This comforting Dutch Oven Turkey Pot Pie is a delicious way to use leftover turkey. Packed with flavor and made with a flaky homemade pie crust, it’s the perfect weeknight meal!
For the pie dough:
For the turkey stew:
For the egg wash:
Cut butter into small cubes and put in the freezer. In a cup mix the ice water and vinegar and set aside (to keep the water icy cold sometimes I throw in an ice cube if my kitchen is warm). In a large bowl whisk together the flour, salt and sugar. At this point the butter should be super cold but not frozen. Remove butter from the freezer and add to your flour mixture. Using your fingers (or a food processor) squeeze the butter pieces into the flour until the butter is incorporated into the flour and resembles small peas. Add ½ cup of the vinegar and water mixture. Stir with a rubber spatula. At this point, the dough will probably be crumbly. Continue adding and mixing in a tiny bit of vinegar-water at a time just until the dough comes together. Cut into two pieces, shape into round discs, wrap each piece in plastic wrap or parchment paper, and cool one disc in the fridge for at least 1 hour or up to 3 days. Freeze the other disc you won’t need now.
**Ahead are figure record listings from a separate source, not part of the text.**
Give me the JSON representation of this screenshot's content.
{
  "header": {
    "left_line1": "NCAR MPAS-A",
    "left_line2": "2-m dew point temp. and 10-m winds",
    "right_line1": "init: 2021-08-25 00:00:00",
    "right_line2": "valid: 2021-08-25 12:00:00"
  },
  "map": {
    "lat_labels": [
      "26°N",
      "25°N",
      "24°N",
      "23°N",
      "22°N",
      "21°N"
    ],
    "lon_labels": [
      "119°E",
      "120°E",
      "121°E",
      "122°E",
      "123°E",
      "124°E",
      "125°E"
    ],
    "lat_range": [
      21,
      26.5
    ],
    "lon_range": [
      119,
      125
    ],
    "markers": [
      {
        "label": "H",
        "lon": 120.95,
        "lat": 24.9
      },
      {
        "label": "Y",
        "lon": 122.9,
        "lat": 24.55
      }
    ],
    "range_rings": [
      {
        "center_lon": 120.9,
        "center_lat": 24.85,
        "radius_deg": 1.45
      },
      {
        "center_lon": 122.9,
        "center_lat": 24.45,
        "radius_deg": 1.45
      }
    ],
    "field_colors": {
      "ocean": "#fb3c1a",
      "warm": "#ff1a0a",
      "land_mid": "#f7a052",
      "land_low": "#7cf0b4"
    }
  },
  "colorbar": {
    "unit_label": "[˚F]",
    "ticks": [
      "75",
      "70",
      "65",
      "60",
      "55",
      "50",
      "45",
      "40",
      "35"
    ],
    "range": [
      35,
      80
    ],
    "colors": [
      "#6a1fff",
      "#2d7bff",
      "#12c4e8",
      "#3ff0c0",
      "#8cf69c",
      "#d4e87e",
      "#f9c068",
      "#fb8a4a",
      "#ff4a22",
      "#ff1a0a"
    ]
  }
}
In a large heavy bottomed, oven safe dutch oven or pot over low heat add the bacon. Let the bacon render slowly while you’re preparing the other vegetables. Once the bacon is fully cooked and crispy, reserve bacon in a small bowl with a slotted spoon for later use. We want to leave as much bacon fat in the pot as possible to help cook the vegetables.
Add the butter and turn the heat to medium-high. Add the mushrooms and stir every few minutes until they are caramelized. Add the carrots, celery, onion, apple, fire-roasted chiles, and garlic. I usually cut up one vegetable at a time and throw it into the pot as I go. Let cook for a few minutes stirring frequently. Stir in the chile powder, rosemary, thyme, and mashed potatoes (or) flour. If you use flour here let the mixture cook a few minutes more. Add the broth and bring the stew to a simmer.
On a lightly floured surface roll out the dough into a large round, big enough to easily sit inside your pot. If your pot has a lid, use the lid as a guide and trim around it with a knife to make a circle. Cut a few slits in the middle and place the pie dough round on a floured plate and keep in the freezer until ready to use.
Preheat the oven to 350 F. Let the stew cook for around 20 minutes or until the carrots are tender. Taste and season with salt and pepper as needed. Very carefully blend around a quarter of the soup and stir it back into the pot. Stir in the turkey meat and cooked bacon. Add the frozen peas in a layer on top. Now add the shredded cheese in another layer. Gently place your pie dough round on top.
Make the egg wash by whisking the egg and milk together. Brush egg wash over the top of the pie and crack pepper and sea salt on top. Bake pot pie for 1 hour or until the top of the pie is a deep golden brown. Let cool for ten minutes before scooping into bowls.